Day: February 1, 2014

Saturday, 1 February 2014

09:55 – Barbara got home about 10:00 last night from visiting her mom in the hospital. Sankie is not doing well. Barbara and Frances are convinced that she has a better chance to recover if she’s at home, so they’re going down to Thomasville again this morning to meet with representatives of the home-health company that they’re hiring to provide someone to sit at home with Sankie around-the-clock. They’ll bring her back to her apartment Monday, and hope to get her re-engaged with her normal daily activities. As it is, Sankie is pretty much non-responsive, and being in the hospital is not addressing that. I think the fundamental problem is that Sankie can’t face life without Dutch, and unfortunately there’s nothing anyone can do to bring Dutch back.


Although sales tailed off late in the month we still had a good January, with kit sales more than twice those of January 2013. February has historically been by far our slowest month, so it’ll be interesting to see how we do this month.

We do only 20% to 30% of the year’s business in the first half of the year, so we need to use these slow first six months to prepare for the July through December period and in particular the August/September rush. That means getting as much as possible of the labor-intensive stuff out of the way now, things like labeling containers. The chemistry kit, for example, has something like 50 bottles, vials, and envelopes, so being prepared to ship 500 chemistry kits means having about 25,000 labeled containers prepared ahead of time. And that’s just for chemistry kits.

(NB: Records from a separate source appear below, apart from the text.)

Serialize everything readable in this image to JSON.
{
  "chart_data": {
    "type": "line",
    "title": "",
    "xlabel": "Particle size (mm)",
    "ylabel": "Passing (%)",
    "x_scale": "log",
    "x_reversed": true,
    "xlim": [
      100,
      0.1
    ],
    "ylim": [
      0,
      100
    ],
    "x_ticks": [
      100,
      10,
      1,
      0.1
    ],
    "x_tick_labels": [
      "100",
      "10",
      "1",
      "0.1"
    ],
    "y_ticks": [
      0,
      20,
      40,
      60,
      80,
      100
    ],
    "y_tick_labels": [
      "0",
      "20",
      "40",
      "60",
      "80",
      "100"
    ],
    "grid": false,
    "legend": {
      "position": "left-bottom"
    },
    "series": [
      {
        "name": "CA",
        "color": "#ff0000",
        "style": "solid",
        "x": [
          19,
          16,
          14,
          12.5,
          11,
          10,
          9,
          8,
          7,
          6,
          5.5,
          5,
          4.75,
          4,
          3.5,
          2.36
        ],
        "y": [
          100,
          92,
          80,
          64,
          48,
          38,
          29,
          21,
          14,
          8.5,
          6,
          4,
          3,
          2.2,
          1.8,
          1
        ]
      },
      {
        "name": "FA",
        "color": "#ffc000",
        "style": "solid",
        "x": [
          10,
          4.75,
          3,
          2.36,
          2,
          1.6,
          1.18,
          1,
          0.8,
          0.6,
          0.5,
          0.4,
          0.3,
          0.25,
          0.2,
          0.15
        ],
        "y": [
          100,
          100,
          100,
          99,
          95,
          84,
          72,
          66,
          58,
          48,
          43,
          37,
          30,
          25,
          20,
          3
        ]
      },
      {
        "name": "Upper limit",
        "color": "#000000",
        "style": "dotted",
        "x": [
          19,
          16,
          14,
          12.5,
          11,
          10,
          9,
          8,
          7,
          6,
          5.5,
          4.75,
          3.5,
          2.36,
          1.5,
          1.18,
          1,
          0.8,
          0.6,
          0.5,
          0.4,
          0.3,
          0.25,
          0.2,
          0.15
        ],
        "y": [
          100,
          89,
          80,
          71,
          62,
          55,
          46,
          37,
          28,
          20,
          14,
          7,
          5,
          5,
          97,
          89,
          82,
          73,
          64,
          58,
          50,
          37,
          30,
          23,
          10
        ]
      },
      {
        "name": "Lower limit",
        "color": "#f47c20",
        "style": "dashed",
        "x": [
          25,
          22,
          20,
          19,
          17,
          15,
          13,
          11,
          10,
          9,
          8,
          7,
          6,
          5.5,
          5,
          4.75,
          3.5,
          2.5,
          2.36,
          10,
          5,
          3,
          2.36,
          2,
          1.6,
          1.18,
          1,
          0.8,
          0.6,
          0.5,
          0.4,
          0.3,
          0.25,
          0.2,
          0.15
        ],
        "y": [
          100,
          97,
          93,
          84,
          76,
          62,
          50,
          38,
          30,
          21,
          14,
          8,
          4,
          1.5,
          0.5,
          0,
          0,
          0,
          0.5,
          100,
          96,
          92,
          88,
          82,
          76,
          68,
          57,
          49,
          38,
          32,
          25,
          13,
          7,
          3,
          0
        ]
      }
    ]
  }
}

14:39 – Here’s something we’re going to see a lot more of in the coming years: California cuts off water to agencies serving millions amid drought

And not just California. Any area that depends on the Colorado River for its water as well as other semi-arid Mountain states are in severe danger of running out of water in the near future. Recycling and conserving may help short-term, but it’s not a real solution. The problem is that there are too many people, too many farms and ranches, and too many industries for the available water to support. And much of the Southwest has been eating its seed corn for decades by pumping fossil water out of the ground at rates literally 1,000 times or more the rates at which it’s replenished. In the Eastern states, no one thinks much about water rights. In the West, water rights are increasingly becoming a matter of life and death, sometimes literally.